The outcome of patients who underwent treatment for anal fistula with the Surgisis® anal plug was retrospectively reviewed.

Results

Twenty patients were treated; three underwent concomitant anal advancement flap at the time of plug placement. Seventeen patients had a trans-sphincteric fistula, and three had an anoperineal fistula. Ten patients had previously undergone failed surgical therapy to cure their fistula, including anal advancement flap in four, muscle interposition flap in two, fistulotomy in two, and cutting seton placement in two.
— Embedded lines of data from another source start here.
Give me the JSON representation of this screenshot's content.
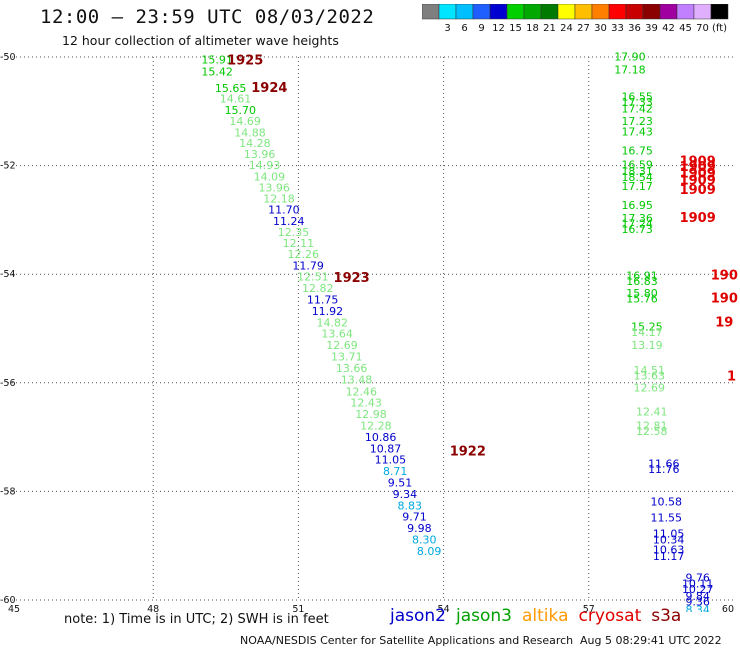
{
  "header": {
    "title": "12:00 – 23:59 UTC 08/03/2022",
    "subtitle": "12 hour collection of altimeter wave heights"
  },
  "colorbar": {
    "bins": [
      {
        "color": "#7f7f7f",
        "label": ""
      },
      {
        "color": "#00e5ff",
        "label": "3"
      },
      {
        "color": "#00bfff",
        "label": "6"
      },
      {
        "color": "#1f5fff",
        "label": "9"
      },
      {
        "color": "#0000d0",
        "label": "12"
      },
      {
        "color": "#00d000",
        "label": "15"
      },
      {
        "color": "#00a800",
        "label": "18"
      },
      {
        "color": "#007a00",
        "label": "21"
      },
      {
        "color": "#ffff00",
        "label": "24"
      },
      {
        "color": "#ffbf00",
        "label": "27"
      },
      {
        "color": "#ff7f00",
        "label": "30"
      },
      {
        "color": "#ff0000",
        "label": "33"
      },
      {
        "color": "#c80000",
        "label": "36"
      },
      {
        "color": "#8b0000",
        "label": "39"
      },
      {
        "color": "#a000a0",
        "label": "42"
      },
      {
        "color": "#c080ff",
        "label": "45"
      },
      {
        "color": "#e0b0ff",
        "label": "70"
      },
      {
        "color": "#000000",
        "label": "(ft)"
      }
    ]
  },
  "chart_data": {
    "type": "scatter",
    "title": "12:00 – 23:59 UTC 08/03/2022",
    "subtitle": "12 hour collection of altimeter wave heights",
    "xlim": [
      45,
      60
    ],
    "ylim": [
      -60,
      -50
    ],
    "xticks": [
      "45",
      "48",
      "51",
      "54",
      "57",
      "60"
    ],
    "yticks": [
      {
        "value": -50,
        "label": "-50"
      },
      {
        "value": -52,
        "label": "-52"
      },
      {
        "value": -54,
        "label": "-54"
      },
      {
        "value": -56,
        "label": "-56"
      },
      {
        "value": -58,
        "label": "-58"
      },
      {
        "value": -60,
        "label": "-60"
      }
    ],
    "grid": true,
    "colors": {
      "green": "#00c800",
      "lightgreen": "#7fe67f",
      "blue": "#0000cc",
      "cyan": "#00a8e0",
      "red": "#e00000",
      "darkred": "#8b0000"
    },
    "points": [
      {
        "x": 49.32,
        "y": -50.12,
        "v": "15.91",
        "c": "green"
      },
      {
        "x": 49.32,
        "y": -50.34,
        "v": "15.42",
        "c": "green"
      },
      {
        "x": 49.6,
        "y": -50.64,
        "v": "15.65",
        "c": "green"
      },
      {
        "x": 49.7,
        "y": -50.84,
        "v": "14.61",
        "c": "lightgreen"
      },
      {
        "x": 49.8,
        "y": -51.05,
        "v": "15.70",
        "c": "green"
      },
      {
        "x": 49.9,
        "y": -51.25,
        "v": "14.69",
        "c": "lightgreen"
      },
      {
        "x": 50.0,
        "y": -51.46,
        "v": "14.88",
        "c": "lightgreen"
      },
      {
        "x": 50.1,
        "y": -51.66,
        "v": "14.28",
        "c": "lightgreen"
      },
      {
        "x": 50.2,
        "y": -51.86,
        "v": "13.96",
        "c": "lightgreen"
      },
      {
        "x": 50.3,
        "y": -52.06,
        "v": "14.93",
        "c": "lightgreen"
      },
      {
        "x": 50.4,
        "y": -52.27,
        "v": "14.09",
        "c": "lightgreen"
      },
      {
        "x": 50.5,
        "y": -52.48,
        "v": "13.96",
        "c": "lightgreen"
      },
      {
        "x": 50.6,
        "y": -52.68,
        "v": "12.18",
        "c": "lightgreen"
      },
      {
        "x": 50.7,
        "y": -52.88,
        "v": "11.70",
        "c": "blue"
      },
      {
        "x": 50.8,
        "y": -53.09,
        "v": "11.24",
        "c": "blue"
      },
      {
        "x": 50.9,
        "y": -53.3,
        "v": "12.35",
        "c": "lightgreen"
      },
      {
        "x": 51.0,
        "y": -53.5,
        "v": "12.11",
        "c": "lightgreen"
      },
      {
        "x": 51.1,
        "y": -53.7,
        "v": "12.26",
        "c": "lightgreen"
      },
      {
        "x": 51.2,
        "y": -53.91,
        "v": "11.79",
        "c": "blue"
      },
      {
        "x": 51.3,
        "y": -54.12,
        "v": "12.51",
        "c": "lightgreen"
      },
      {
        "x": 51.4,
        "y": -54.33,
        "v": "12.82",
        "c": "lightgreen"
      },
      {
        "x": 51.5,
        "y": -54.54,
        "v": "11.75",
        "c": "blue"
      },
      {
        "x": 51.6,
        "y": -54.75,
        "v": "11.92",
        "c": "blue"
      },
      {
        "x": 51.7,
        "y": -54.96,
        "v": "14.82",
        "c": "lightgreen"
      },
      {
        "x": 51.8,
        "y": -55.17,
        "v": "13.64",
        "c": "lightgreen"
      },
      {
        "x": 51.9,
        "y": -55.38,
        "v": "12.69",
        "c": "lightgreen"
      },
      {
        "x": 52.0,
        "y": -55.59,
        "v": "13.71",
        "c": "lightgreen"
      },
      {
        "x": 52.1,
        "y": -55.8,
        "v": "13.66",
        "c": "lightgreen"
      },
      {
        "x": 52.2,
        "y": -56.01,
        "v": "13.48",
        "c": "lightgreen"
      },
      {
        "x": 52.3,
        "y": -56.23,
        "v": "12.46",
        "c": "lightgreen"
      },
      {
        "x": 52.4,
        "y": -56.44,
        "v": "12.43",
        "c": "lightgreen"
      },
      {
        "x": 52.5,
        "y": -56.65,
        "v": "12.98",
        "c": "lightgreen"
      },
      {
        "x": 52.6,
        "y": -56.86,
        "v": "12.28",
        "c": "lightgreen"
      },
      {
        "x": 52.7,
        "y": -57.07,
        "v": "10.86",
        "c": "blue"
      },
      {
        "x": 52.8,
        "y": -57.28,
        "v": "10.87",
        "c": "blue"
      },
      {
        "x": 52.9,
        "y": -57.49,
        "v": "11.05",
        "c": "blue"
      },
      {
        "x": 53.0,
        "y": -57.7,
        "v": "8.71",
        "c": "cyan"
      },
      {
        "x": 53.1,
        "y": -57.91,
        "v": "9.51",
        "c": "blue"
      },
      {
        "x": 53.2,
        "y": -58.12,
        "v": "9.34",
        "c": "blue"
      },
      {
        "x": 53.3,
        "y": -58.33,
        "v": "8.83",
        "c": "cyan"
      },
      {
        "x": 53.4,
        "y": -58.54,
        "v": "9.71",
        "c": "blue"
      },
      {
        "x": 53.5,
        "y": -58.75,
        "v": "9.98",
        "c": "blue"
      },
      {
        "x": 53.6,
        "y": -58.96,
        "v": "8.30",
        "c": "cyan"
      },
      {
        "x": 53.7,
        "y": -59.17,
        "v": "8.09",
        "c": "cyan"
      },
      {
        "x": 57.85,
        "y": -50.06,
        "v": "17.90",
        "c": "green"
      },
      {
        "x": 57.85,
        "y": -50.3,
        "v": "17.18",
        "c": "green"
      },
      {
        "x": 58.0,
        "y": -50.8,
        "v": "16.55",
        "c": "green"
      },
      {
        "x": 58.0,
        "y": -50.9,
        "v": "17.33",
        "c": "green"
      },
      {
        "x": 58.0,
        "y": -51.02,
        "v": "17.42",
        "c": "green"
      },
      {
        "x": 58.0,
        "y": -51.25,
        "v": "17.23",
        "c": "green"
      },
      {
        "x": 58.0,
        "y": -51.45,
        "v": "17.43",
        "c": "green"
      },
      {
        "x": 58.0,
        "y": -51.8,
        "v": "16.75",
        "c": "green"
      },
      {
        "x": 58.0,
        "y": -52.05,
        "v": "16.59",
        "c": "green"
      },
      {
        "x": 58.0,
        "y": -52.17,
        "v": "18.31",
        "c": "green"
      },
      {
        "x": 58.0,
        "y": -52.28,
        "v": "18.54",
        "c": "green"
      },
      {
        "x": 58.0,
        "y": -52.45,
        "v": "17.17",
        "c": "green"
      },
      {
        "x": 58.0,
        "y": -52.8,
        "v": "16.95",
        "c": "green"
      },
      {
        "x": 58.0,
        "y": -53.04,
        "v": "17.36",
        "c": "green"
      },
      {
        "x": 58.0,
        "y": -53.14,
        "v": "17.24",
        "c": "green"
      },
      {
        "x": 58.0,
        "y": -53.24,
        "v": "16.73",
        "c": "green"
      },
      {
        "x": 58.1,
        "y": -54.1,
        "v": "16.91",
        "c": "green"
      },
      {
        "x": 58.1,
        "y": -54.2,
        "v": "16.83",
        "c": "green"
      },
      {
        "x": 58.1,
        "y": -54.42,
        "v": "15.80",
        "c": "green"
      },
      {
        "x": 58.1,
        "y": -54.52,
        "v": "15.76",
        "c": "green"
      },
      {
        "x": 58.2,
        "y": -55.04,
        "v": "15.25",
        "c": "green"
      },
      {
        "x": 58.2,
        "y": -55.14,
        "v": "14.17",
        "c": "lightgreen"
      },
      {
        "x": 58.2,
        "y": -55.38,
        "v": "13.19",
        "c": "lightgreen"
      },
      {
        "x": 58.25,
        "y": -55.84,
        "v": "14.51",
        "c": "lightgreen"
      },
      {
        "x": 58.25,
        "y": -55.94,
        "v": "13.63",
        "c": "lightgreen"
      },
      {
        "x": 58.25,
        "y": -56.16,
        "v": "12.69",
        "c": "lightgreen"
      },
      {
        "x": 58.3,
        "y": -56.6,
        "v": "12.41",
        "c": "lightgreen"
      },
      {
        "x": 58.3,
        "y": -56.86,
        "v": "12.81",
        "c": "lightgreen"
      },
      {
        "x": 58.3,
        "y": -56.96,
        "v": "12.58",
        "c": "lightgreen"
      },
      {
        "x": 58.55,
        "y": -57.56,
        "v": "11.66",
        "c": "blue"
      },
      {
        "x": 58.55,
        "y": -57.66,
        "v": "11.76",
        "c": "blue"
      },
      {
        "x": 58.6,
        "y": -58.26,
        "v": "10.58",
        "c": "blue"
      },
      {
        "x": 58.6,
        "y": -58.55,
        "v": "11.55",
        "c": "blue"
      },
      {
        "x": 58.65,
        "y": -58.85,
        "v": "11.05",
        "c": "blue"
      },
      {
        "x": 58.65,
        "y": -58.96,
        "v": "10.34",
        "c": "blue"
      },
      {
        "x": 58.65,
        "y": -59.14,
        "v": "10.63",
        "c": "blue"
      },
      {
        "x": 58.65,
        "y": -59.26,
        "v": "11.17",
        "c": "blue"
      },
      {
        "x": 59.25,
        "y": -59.66,
        "v": "9.76",
        "c": "blue"
      },
      {
        "x": 59.25,
        "y": -59.77,
        "v": "10.11",
        "c": "blue"
      },
      {
        "x": 59.25,
        "y": -59.87,
        "v": "10.27",
        "c": "blue"
      },
      {
        "x": 59.25,
        "y": -60.0,
        "v": "9.84",
        "c": "blue"
      },
      {
        "x": 59.25,
        "y": -60.1,
        "v": "9.36",
        "c": "blue"
      },
      {
        "x": 59.25,
        "y": -60.25,
        "v": "8.34",
        "c": "cyan"
      }
    ],
    "pass_labels": [
      {
        "x": 49.9,
        "y": -50.14,
        "v": "1925",
        "c": "darkred"
      },
      {
        "x": 50.4,
        "y": -50.64,
        "v": "1924",
        "c": "darkred"
      },
      {
        "x": 52.1,
        "y": -54.14,
        "v": "1923",
        "c": "darkred"
      },
      {
        "x": 54.5,
        "y": -57.34,
        "v": "1922",
        "c": "darkred"
      },
      {
        "x": 59.25,
        "y": -52.0,
        "v": "1909",
        "c": "red"
      },
      {
        "x": 59.25,
        "y": -52.1,
        "v": "1909",
        "c": "red"
      },
      {
        "x": 59.25,
        "y": -52.22,
        "v": "1909",
        "c": "red"
      },
      {
        "x": 59.25,
        "y": -52.35,
        "v": "1909",
        "c": "red"
      },
      {
        "x": 59.25,
        "y": -52.52,
        "v": "1909",
        "c": "red"
      },
      {
        "x": 59.25,
        "y": -53.04,
        "v": "1909",
        "c": "red"
      },
      {
        "x": 59.8,
        "y": -54.1,
        "v": "190",
        "c": "red"
      },
      {
        "x": 59.8,
        "y": -54.52,
        "v": "190",
        "c": "red"
      },
      {
        "x": 59.8,
        "y": -54.96,
        "v": "19",
        "c": "red"
      },
      {
        "x": 59.95,
        "y": -55.96,
        "v": "1",
        "c": "red"
      }
    ]
  },
  "footer": {
    "note": "note:  1) Time is in UTC; 2) SWH is in feet",
    "sources": [
      {
        "name": "jason2",
        "color": "#0000cc"
      },
      {
        "name": "jason3",
        "color": "#00a000"
      },
      {
        "name": "altika",
        "color": "#ff9900"
      },
      {
        "name": "cryosat",
        "color": "#e00000"
      },
      {
        "name": "s3a",
        "color": "#8b0000"
      }
    ],
    "credit": "NOAA/NESDIS Center for Satellite Applications and Research",
    "timestamp": "Aug  5 08:29:41 UTC 2022"
  }
}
Mean follow-up was 7.4 months. Only 4 of 17 (24%) patients treated with the plug alone had closure of their fistula. Acute postoperative sepsis was seen in 5 of 17 (29%) patients treated with the plug alone. Four developed perianal abscesses that required incision and drainage, and one intersphincteric abscess was treated with antibiotics. Two of the patients who underwent concomitant anal advancement flaps and plug placement healed successfully.

Conclusions

Contrary to other published series, the use of the Surgisis® anal plug was associated with a low rate of fistula healing and a high incidence of perianal sepsis. The addition of a transanal advancement flap to the procedure may improve success rates.